The 75-foot-long brontosaurus at the newly reopened Yale Peabody Museum in New Haven, Conn., is the same dinosaur that the natural history museum has had on display since 1931. Yet it looks different. A fresh pose. New front ribs. The head is repositioned at a more inquisitive angle. The museum’s four-year renovation not only refreshed the nearly 100-year-old building, but also included an overhaul of the fossil mounts that research has proved to be inaccurate.
The Peabody’s update — 15,000 square feet were added, creating more spacious galleries and dynamic displays — was a long time coming. Like other Yale museums, it is now free, offers more Spanish-language programming, and is inviting more voices into the conversation, with some exhibits being interpreted by students and artists, opening the lens on how visitors might respond to what they’re seeing.
“We want to give the signal that there’s not just one way to react to and interpret what you’re seeing,” said the museum’s director, David Skelly.
The concept of change that threads through the Peabody’s 19 galleries is symbolic of what’s happening elsewhere in the city.
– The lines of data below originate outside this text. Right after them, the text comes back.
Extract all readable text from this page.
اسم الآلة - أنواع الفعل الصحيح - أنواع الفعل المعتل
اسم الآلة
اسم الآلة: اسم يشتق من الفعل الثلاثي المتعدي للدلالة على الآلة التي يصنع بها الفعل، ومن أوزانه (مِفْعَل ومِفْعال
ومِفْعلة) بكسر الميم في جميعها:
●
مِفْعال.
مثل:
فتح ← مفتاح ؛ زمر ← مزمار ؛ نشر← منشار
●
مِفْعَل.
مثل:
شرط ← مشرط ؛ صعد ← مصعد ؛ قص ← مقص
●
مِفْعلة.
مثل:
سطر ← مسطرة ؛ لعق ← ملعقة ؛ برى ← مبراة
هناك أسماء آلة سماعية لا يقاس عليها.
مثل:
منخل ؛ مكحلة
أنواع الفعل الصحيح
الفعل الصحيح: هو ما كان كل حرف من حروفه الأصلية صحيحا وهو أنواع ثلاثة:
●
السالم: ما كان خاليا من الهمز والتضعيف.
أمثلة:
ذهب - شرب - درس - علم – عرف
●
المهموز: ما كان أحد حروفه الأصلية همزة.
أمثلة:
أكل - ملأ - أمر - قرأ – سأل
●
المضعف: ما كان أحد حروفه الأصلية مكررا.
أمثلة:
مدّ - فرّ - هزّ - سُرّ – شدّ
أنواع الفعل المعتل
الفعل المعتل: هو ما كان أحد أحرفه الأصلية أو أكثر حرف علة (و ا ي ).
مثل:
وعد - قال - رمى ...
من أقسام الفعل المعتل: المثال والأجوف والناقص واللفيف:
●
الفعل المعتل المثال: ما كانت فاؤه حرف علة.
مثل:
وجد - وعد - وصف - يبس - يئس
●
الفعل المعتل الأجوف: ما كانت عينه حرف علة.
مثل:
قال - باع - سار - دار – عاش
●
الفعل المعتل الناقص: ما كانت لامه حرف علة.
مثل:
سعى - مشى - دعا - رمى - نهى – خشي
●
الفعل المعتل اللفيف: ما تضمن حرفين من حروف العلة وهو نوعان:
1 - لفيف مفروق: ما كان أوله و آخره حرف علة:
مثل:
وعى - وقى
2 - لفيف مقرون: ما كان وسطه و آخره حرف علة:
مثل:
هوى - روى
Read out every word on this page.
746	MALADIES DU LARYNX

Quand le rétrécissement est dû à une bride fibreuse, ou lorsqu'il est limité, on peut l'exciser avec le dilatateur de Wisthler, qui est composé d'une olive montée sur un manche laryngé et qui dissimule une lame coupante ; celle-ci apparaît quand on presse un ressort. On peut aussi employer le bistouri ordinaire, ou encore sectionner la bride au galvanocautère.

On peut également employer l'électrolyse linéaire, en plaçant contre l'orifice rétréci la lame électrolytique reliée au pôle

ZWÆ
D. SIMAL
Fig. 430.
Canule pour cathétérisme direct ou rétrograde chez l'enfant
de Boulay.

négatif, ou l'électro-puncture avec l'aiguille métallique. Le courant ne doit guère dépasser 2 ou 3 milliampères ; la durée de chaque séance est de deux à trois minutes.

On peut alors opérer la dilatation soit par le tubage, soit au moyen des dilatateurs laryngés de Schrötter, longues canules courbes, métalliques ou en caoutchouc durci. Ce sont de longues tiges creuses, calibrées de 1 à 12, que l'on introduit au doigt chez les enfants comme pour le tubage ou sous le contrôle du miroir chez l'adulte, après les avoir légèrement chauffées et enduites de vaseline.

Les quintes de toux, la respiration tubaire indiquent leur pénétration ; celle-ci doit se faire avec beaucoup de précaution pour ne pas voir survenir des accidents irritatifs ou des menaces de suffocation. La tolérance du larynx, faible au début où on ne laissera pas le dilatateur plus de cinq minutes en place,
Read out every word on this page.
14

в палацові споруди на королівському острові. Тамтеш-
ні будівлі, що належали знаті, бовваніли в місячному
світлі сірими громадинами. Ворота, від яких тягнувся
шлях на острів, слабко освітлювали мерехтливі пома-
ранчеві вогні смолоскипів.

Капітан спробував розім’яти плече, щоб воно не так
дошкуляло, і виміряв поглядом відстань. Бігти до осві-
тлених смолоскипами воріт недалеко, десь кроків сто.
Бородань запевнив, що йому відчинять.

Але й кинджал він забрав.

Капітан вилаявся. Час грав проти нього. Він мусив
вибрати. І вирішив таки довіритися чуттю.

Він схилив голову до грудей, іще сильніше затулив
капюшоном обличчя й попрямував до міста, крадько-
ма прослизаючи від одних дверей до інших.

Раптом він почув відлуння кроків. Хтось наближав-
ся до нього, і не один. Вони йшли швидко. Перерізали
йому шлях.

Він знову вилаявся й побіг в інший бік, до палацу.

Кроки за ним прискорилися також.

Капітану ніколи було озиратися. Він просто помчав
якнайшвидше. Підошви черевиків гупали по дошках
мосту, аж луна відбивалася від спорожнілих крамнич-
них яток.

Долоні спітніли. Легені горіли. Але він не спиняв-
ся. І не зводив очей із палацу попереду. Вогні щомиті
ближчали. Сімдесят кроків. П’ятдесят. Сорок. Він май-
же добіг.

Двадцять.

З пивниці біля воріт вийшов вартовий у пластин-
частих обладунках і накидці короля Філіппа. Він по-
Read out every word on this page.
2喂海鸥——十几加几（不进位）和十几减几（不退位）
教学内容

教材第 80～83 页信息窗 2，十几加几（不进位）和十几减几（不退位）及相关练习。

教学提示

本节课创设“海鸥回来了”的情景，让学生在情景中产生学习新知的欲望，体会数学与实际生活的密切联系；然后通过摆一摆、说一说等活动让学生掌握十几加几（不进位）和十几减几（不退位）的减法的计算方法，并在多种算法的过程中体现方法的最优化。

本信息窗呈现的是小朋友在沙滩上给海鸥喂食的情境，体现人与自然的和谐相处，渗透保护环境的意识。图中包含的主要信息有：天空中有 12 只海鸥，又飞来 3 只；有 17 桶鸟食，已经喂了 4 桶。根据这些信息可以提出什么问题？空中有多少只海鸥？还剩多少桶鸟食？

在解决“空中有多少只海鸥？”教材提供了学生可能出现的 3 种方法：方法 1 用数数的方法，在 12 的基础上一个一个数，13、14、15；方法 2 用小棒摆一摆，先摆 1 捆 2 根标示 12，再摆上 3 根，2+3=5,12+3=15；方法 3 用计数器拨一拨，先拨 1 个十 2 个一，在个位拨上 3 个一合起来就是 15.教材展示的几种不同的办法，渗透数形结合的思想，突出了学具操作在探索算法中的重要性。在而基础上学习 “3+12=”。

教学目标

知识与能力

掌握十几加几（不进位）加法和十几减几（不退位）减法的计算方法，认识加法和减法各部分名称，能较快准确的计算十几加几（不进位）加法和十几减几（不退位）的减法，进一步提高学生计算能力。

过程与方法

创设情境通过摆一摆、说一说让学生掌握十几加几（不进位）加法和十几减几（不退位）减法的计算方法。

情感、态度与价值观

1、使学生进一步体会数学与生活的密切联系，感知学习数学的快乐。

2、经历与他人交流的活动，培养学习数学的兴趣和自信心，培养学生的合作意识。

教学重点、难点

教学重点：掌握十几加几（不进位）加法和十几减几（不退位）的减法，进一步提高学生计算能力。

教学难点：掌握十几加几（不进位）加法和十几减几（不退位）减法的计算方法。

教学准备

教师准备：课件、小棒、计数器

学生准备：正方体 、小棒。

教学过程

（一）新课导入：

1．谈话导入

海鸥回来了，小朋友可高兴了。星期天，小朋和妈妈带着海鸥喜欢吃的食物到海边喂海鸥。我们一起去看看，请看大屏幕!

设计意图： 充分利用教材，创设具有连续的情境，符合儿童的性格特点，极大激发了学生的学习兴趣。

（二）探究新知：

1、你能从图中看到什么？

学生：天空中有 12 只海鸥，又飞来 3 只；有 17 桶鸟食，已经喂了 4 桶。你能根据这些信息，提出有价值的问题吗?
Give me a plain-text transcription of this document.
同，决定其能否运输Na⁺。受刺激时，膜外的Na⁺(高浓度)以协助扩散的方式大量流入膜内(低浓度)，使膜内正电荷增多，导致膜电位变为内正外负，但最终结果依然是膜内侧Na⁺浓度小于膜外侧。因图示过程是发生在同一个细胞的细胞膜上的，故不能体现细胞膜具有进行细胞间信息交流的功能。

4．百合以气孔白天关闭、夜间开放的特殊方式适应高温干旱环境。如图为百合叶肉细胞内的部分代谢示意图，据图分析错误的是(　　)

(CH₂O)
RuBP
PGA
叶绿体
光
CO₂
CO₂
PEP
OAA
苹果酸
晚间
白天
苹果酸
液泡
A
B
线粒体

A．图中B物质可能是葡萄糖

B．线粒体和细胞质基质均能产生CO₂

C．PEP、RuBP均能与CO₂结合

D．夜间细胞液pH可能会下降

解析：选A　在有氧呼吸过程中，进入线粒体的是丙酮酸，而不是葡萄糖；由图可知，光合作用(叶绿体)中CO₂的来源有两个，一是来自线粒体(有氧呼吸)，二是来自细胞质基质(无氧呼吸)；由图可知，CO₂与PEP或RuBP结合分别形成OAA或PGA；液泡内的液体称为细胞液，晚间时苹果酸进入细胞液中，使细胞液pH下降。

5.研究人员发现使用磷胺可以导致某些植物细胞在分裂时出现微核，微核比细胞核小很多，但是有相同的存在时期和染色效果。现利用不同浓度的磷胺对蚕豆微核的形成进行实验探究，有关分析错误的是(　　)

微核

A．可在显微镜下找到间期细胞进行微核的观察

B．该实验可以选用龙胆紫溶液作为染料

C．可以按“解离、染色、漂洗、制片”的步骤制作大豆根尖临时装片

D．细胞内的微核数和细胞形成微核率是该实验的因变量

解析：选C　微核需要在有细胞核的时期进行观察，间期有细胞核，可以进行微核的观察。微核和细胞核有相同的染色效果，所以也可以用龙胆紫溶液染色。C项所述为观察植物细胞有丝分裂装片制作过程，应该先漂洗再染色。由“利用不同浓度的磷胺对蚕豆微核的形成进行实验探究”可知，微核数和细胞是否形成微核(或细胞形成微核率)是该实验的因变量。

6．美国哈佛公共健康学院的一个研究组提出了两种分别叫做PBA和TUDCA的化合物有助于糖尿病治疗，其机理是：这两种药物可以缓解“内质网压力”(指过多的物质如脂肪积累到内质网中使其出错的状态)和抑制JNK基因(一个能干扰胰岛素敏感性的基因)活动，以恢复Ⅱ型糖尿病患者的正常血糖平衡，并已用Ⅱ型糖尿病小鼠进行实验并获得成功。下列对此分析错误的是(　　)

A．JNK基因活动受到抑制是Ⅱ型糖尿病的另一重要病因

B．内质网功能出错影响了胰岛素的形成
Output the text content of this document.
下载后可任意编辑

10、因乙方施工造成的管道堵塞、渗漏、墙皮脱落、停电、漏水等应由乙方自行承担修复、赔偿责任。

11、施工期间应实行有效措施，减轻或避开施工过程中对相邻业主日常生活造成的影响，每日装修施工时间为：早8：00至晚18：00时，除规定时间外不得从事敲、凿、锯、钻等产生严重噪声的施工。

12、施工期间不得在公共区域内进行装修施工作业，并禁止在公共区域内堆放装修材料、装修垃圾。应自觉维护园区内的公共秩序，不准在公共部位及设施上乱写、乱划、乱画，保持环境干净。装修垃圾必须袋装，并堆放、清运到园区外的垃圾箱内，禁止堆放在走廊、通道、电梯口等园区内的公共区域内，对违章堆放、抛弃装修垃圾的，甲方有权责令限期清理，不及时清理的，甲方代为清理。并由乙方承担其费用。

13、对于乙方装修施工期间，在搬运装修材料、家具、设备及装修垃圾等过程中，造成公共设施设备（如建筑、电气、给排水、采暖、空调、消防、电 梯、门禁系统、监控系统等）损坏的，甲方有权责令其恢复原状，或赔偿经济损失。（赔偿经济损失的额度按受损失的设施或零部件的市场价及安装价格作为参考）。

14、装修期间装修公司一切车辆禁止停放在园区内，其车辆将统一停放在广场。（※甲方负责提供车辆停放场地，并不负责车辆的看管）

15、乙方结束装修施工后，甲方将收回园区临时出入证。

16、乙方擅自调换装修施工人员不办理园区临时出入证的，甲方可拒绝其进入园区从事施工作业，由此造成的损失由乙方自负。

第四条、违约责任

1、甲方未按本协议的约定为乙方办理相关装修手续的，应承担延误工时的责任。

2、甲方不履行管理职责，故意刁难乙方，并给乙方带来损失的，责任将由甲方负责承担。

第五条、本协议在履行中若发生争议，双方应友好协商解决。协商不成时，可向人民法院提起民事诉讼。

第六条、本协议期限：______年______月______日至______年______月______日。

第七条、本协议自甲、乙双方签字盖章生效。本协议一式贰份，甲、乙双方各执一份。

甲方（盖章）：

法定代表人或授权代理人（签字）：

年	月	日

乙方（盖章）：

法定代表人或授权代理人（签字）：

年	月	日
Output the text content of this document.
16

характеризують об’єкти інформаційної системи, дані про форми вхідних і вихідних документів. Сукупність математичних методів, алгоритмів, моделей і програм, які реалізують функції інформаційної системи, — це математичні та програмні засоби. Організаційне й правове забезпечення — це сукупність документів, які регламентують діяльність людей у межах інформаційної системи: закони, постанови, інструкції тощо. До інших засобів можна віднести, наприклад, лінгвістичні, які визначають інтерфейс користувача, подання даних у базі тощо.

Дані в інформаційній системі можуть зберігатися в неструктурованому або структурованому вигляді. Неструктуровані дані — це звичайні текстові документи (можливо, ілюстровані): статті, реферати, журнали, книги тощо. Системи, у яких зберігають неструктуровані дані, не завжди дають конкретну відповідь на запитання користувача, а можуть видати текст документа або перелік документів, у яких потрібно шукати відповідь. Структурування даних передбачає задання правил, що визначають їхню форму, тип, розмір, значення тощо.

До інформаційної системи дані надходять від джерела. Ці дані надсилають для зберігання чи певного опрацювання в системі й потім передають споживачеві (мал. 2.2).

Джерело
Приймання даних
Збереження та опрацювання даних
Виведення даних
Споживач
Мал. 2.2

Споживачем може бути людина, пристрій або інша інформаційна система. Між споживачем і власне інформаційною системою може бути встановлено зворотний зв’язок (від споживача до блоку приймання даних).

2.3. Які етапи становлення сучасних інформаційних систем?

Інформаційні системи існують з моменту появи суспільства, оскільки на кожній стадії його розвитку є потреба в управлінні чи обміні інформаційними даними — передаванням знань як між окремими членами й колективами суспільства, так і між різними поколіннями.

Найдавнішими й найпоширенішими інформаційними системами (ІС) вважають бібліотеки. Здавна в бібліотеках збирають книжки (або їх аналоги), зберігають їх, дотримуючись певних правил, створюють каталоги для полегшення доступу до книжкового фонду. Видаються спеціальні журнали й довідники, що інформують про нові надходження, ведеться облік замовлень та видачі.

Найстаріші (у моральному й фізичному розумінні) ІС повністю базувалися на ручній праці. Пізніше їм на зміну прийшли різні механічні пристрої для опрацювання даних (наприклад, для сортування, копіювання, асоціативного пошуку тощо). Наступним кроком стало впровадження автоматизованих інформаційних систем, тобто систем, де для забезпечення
Over the centuries, New Haven has had chapters devoted to maritime trade, railroads, industrial manufacturing and — as home to Yale University and other institutions of higher learning — education and health care.
Now, New Haven — which was among The Times’s 52 Places to Go in 2023 — is going through a chapter driven by creativity and ingenuity. Though Yale continues to imbue New Haven with a certain gravitas, the surrounding city is showing off its own cultural capital in the realms of art, food, music and more.
Open studios, open mics
Yale’s museums have long stolen the spotlight, but there are new institutions crackling with energy. In the largely Black and brown Dixwell neighborhood northwest of campus, Titus Kaphar, a resident and 2006 graduate of the Yale School of Art, and Jason Price, a private equity manager, founded NXTHVN. Established to mentor underrepresented artists and curators, the organization focuses on community-building and a fellowship program.
Two low-slung brick buildings, formerly manufacturing plants, house artist studios, co-working spaces and an area for exhibitions, such as the current “To Echo a Shadow,” curated by two NXTHVN fellows. Other events bring in local talent, like a recent open mic with New Haven’s own poet laureate, Sharmont “Influence” Little.